On 16/07/15 10:15, Eric Robbins wrote:

Hi Peter,

I'm not sure this is correct...

A Barske pump gets its head in two ways, from centrifugal force increasing
the pressure, and from dynamic pressure recovery of the fast-flowing fluid
slowing down in the tapered volute.

A full mathematical analysis shows that both these effects are equal in an
ideal pump, so I set the designed dynamic pressure of the flow to half the
design pressure, or 3 MPa.


the pressure recovery is done in the diffuser, but all of the net
energy input into the fluid comes from the impeller so the tip speed
needs to supply the full head, all 6 MPa, at 130 m/s.


Imagine there was no exit - the fluid would still have a high static head pressure at the outside edge. The depth of fluid is only about 17mm in my design, but the static pressure is large due to the huge acceleration due to centrifugal effects.

The fluid would also have a high velocity at the edge.

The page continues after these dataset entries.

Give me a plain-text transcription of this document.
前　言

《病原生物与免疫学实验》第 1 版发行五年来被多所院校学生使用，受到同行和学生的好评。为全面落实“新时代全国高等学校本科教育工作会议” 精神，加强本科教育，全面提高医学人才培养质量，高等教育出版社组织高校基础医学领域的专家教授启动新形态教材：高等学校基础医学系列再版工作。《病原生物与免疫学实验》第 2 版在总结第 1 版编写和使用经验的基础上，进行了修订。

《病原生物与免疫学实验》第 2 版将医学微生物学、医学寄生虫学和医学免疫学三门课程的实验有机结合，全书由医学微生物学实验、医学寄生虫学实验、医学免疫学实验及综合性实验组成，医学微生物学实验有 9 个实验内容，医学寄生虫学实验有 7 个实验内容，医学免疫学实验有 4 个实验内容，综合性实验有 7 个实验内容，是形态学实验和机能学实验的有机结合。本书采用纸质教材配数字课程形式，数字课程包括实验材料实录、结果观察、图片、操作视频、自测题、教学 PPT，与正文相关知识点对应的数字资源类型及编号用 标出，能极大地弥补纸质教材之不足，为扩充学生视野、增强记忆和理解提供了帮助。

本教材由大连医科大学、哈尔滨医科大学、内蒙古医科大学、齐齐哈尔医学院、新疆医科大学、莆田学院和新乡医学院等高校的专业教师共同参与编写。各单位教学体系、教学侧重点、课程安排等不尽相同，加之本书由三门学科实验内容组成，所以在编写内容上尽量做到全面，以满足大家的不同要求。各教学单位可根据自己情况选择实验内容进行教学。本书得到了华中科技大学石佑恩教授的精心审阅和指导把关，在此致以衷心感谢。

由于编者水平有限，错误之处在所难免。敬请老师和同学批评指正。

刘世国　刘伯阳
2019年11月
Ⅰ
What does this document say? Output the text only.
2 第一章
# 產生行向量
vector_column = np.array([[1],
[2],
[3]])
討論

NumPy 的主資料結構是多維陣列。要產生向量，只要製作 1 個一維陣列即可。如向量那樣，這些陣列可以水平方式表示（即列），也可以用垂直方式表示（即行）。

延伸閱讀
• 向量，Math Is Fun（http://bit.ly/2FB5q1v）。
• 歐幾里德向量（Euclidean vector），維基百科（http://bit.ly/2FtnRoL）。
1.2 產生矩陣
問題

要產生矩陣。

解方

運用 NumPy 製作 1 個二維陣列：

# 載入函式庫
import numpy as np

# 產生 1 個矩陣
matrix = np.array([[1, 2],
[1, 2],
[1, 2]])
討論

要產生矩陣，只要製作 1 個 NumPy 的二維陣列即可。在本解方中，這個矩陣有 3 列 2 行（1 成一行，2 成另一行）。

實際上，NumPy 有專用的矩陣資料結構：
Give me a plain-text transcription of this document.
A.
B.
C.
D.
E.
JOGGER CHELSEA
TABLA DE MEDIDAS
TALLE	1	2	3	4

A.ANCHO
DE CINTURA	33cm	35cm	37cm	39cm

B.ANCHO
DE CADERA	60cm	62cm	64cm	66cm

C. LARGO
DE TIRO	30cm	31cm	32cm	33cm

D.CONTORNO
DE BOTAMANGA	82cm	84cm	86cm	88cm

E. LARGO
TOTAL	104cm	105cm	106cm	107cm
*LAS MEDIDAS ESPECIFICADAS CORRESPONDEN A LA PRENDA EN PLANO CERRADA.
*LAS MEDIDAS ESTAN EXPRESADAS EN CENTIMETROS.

Now in a real Barske pump, the fluid goes round and round a lot more than it goes from inlet to outlet - in my design it goes around about 5 times between entering and exiting. For most of it's journey round the rim, there is no exit for the fluid.

So the static pressure at the edge rises, because of the head of fluid above it in the pump. When exiting, the fluid already has a large static pressure - and it also has a velocity v.


A little surprisingly, but not entirely coincidentally, when the dynamic pressure is converted to static pressure in the volute, the extra pressure recovered is equal in quantity to the preexisting static pressure at the edge.


Note, the hole in the edge is sized so that the fluid flows out solely due to it's velocity - there is no static pressure change, the static pressure does not force the fluid out.


From an energy input POV, the impeller does two things: it forces the fluid outwards (at static pressure and flow rate due to centrifugal head); and it also accelerates the fluid to velocity v.



A fuller analysis of this is available in Chapter 11 of Lobanoff and Ross: Centrifugal Pumps: Design and Application - though they use the confusing pump designer terminology, not proper physics!!